While the number of family offices grew from 400 to 1,100 between 2020 and 2022, there has been a decrease since then, industry experts told Nikkei Asia. A family office is a private wealth management firm catering to high-net-worth and ultra-high-net-worth individuals. In July, reports said that over half of the family offices in Asia—59 per cent—may be found in Singapore.
But this was before the large-scale money laundering bust occurred the following month. In August, 10 foreigners faced charges in court after authorities seized and froze assets, including luxury real estate, vehicles, luxury goods, gold bars, cryptocurrencies, and cars.
Minister of State Alvin Tan said in Parliament last month that at least one of the individuals involved may have been connected to single-family offices that had been given tax incentives.
“Ongoing investigations and supervisory engagements suggest that one or more of the accused persons in this case may have been linked to SFOs (single family offices) that were awarded tax incentives,” Mr Tan said on Oct 3. He added that officials are looking into single-family offices’ role in the case.
Nikkei Asia quoted senior partner and head of tax practice at Dentons Rodyk, Mr Edmund Leow, saying, “Recently, the number [of inquiries into family office setups] has dropped because authorities have tightened the requirements following money laundering activities.
There is also some suspicion that some families were setting up family offices in order to obtain an immigration status in Singapore, rather than for the purpose of managing their funds in Singapore.”
His colleague at Dentons Rodyk, Mr Kia Meng Loh, said that during the pandemic, the firm fielded two or three inquiries per week, but more recently, this number has decreased to two or three each month.
Nikkei Asia also talked to a spokesman from the Monetary Authority of Singapore, who said that MAS still receives a high volume of applications for tax incentives from single-family offices.
The difference now, however, is that applying for these has gotten longer, now taking between nine months to one year.
“The screening process by MAS has also lengthened in view of the more stringent criteria for tax incentives announced in 2022 and 2023 and greater scrutiny following the money laundering arrests in August 2023,” the spokesperson told Nikkei Asia.
In October, Mr Tan said that MAS had not detected any “adverse information of note” about the persons involved in the case when they applied for the tax incentives, but he added, “Nonetheless, MAS is reviewing our internal incentive administration processes, and will tighten them where necessary.”
He also said that MAS will “study whether further measures beyond those that have been proposed in the consultation are necessary”.

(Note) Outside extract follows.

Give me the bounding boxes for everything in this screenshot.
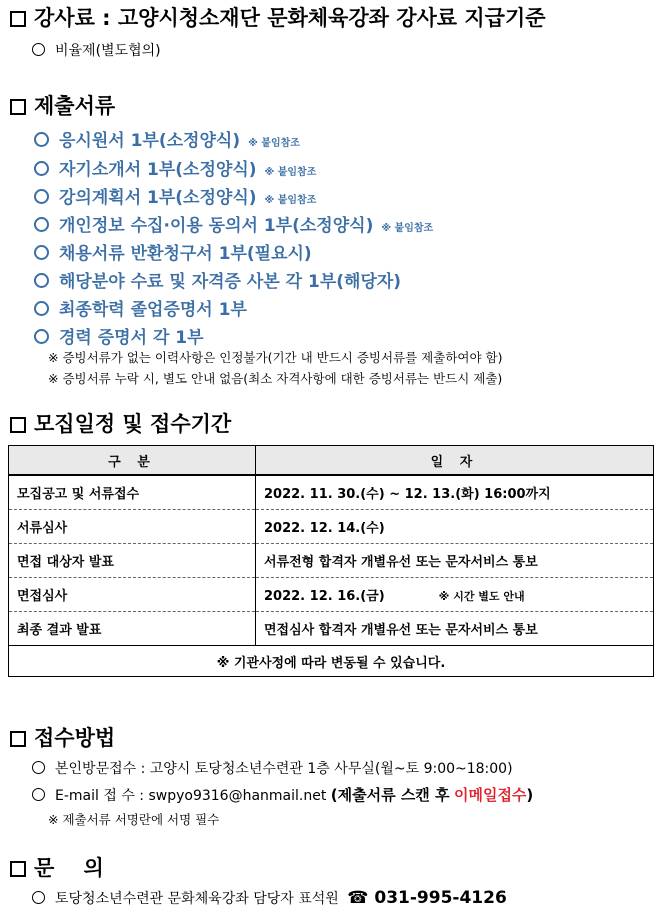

“More broadly and even before this case, MAS had already in July 2023 announced plans to strengthen its surveillance and defence against potential ML (money laundering) risks posed by SFOs. The consultation, which just closed this Saturday, on 30 September, proposed specific requirements to ensure that all SFOs, regardless of whether they apply for tax incentives, are subject to strict anti-money laundering controls,” he said.